Uma revisão de escopo da Organização Mundial de Saúde, que avaliou mais de 3 mil estudos, investigando quais as evidências científicas sobre o papel das artes na melhoria da saúde e do bem-estar, encontrou que a prática de atividades artísticas:

  • afeta os determinantes sociais da saúde;
  • favorece o desenvolvimento infantil;
  • encoraja comportamentos promotores da saúde;
  • ajuda a prevenir problemas de saúde;
  • auxilia no tratamento de pessoas com distúrbios neurológicos e do desenvolvimento neurológico;
  • auxilia no tratamento de doenças não transmissíveis;
  • apoia atendimentos em cuidados paliativos;
  • auxilia na regulação emocional;
  • promove menor resposta hormonal ao estresse;
  • contribui para a função imunológica aprimorada e maior reatividade cardiovascular;
  • amplia o apoio social e comportamentos sociais.

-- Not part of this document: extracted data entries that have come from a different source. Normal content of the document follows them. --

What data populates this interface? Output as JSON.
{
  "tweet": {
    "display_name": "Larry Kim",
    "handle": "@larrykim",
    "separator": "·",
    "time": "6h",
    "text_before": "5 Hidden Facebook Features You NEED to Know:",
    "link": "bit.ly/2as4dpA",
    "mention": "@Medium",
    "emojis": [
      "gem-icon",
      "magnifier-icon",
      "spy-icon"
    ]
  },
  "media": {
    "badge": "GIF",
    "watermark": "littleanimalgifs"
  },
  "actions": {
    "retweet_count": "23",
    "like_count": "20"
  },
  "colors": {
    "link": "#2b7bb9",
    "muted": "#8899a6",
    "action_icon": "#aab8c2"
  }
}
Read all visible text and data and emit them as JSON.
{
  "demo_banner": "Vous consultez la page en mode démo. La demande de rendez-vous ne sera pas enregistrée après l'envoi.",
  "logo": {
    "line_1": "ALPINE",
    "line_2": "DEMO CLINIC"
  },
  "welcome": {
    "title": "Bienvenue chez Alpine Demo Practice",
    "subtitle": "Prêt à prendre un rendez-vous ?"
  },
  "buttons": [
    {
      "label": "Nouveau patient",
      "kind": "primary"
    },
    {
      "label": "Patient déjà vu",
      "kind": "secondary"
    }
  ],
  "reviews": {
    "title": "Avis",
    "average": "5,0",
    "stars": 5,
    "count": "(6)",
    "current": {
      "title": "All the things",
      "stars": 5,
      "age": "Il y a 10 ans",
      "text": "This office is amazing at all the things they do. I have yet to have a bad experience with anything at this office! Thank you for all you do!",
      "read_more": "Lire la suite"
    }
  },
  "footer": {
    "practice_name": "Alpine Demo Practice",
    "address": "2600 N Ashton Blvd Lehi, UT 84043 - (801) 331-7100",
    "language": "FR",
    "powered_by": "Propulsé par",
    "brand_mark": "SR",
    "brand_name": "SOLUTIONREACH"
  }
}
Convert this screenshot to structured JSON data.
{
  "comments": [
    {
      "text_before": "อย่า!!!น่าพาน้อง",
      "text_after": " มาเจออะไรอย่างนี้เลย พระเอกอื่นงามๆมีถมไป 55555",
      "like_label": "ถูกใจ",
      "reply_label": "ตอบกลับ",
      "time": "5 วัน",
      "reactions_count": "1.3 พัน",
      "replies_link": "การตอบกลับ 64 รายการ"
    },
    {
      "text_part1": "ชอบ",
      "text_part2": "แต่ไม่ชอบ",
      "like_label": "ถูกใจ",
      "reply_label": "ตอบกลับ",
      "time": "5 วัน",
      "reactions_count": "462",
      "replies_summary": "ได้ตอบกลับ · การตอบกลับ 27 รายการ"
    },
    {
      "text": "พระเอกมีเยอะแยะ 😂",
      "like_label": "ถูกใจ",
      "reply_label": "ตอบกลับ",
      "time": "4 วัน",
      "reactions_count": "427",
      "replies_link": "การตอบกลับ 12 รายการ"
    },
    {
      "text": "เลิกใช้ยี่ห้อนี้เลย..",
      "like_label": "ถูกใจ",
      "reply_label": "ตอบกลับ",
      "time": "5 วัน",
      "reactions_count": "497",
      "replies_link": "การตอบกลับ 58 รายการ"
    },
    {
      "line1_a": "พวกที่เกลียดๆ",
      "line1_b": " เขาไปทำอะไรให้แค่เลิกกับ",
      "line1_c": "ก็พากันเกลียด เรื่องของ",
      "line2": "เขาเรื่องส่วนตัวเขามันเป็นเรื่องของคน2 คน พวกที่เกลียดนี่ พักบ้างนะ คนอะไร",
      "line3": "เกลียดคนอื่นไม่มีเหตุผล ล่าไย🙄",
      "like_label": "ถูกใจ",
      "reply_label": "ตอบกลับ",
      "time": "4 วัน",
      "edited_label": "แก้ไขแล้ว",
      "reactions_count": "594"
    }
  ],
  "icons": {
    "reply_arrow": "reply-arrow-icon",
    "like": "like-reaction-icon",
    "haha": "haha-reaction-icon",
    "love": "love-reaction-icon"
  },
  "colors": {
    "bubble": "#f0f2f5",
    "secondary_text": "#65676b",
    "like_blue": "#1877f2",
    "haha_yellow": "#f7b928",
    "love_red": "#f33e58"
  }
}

Ademais, atividades como fazer e ouvir música, artes, dança, visitar locais culturais estão todas associadas ao gerenciamento e prevenção do estresse, incluindo níveis mais baixos de estresse biológico na vida diária e menor ansiedade diária. Os dados encontrados também ressaltam que engajamento nas artes pode ajudar a reduzir o risco de desenvolver doenças mentais, como depressão, na adolescência e na velhice, pois participar de atividades artísticas pode desenvolver autoestima, autoaceitação, confiança e autovalorização que ajudam a proteger contra doenças mentais. 

Quando tomados por dores avassaladoras, o contato com a experiência artística, acolhe aquilo que parece estranho e assustador, e ao nos permitir construir contornos para o que é sentido, porque transfigura-se em capacidade de falar, desenhar; deixa de ser  assustador e de nos aprisionar no medo daquela dor, tornando-se assim palpável,  possível de ser enfrentado, visitado, nomeado, e quem sabe, em algum momento, liberto daquela dor abissal que possa voar em forma de poesia e visitar outro ser humano e ajudá-lo a entender e dar outra forma a uma emoção engaiolada.

A arte nos ensina que o humano é o terreno do absurdo, das ilusões,  das fantasias, dos desejos, e nos ajuda a integrar o imenso que nos forja. Ensina que produzimos civilização,  ciência a partir do que desejamos e que em nós sempre habitará desejos infantis que atuarão à revelia das normas, e que será preciso oferecer espaços na existência e no mundo para o sonhar que alimente a vida.  A  arte nos protege do embrutecimento. Embrutecidos, perdemos a capacidade de amar, de construir esperança, de viver.

Esse texto reflete, exclusivamente, a opinião da autora.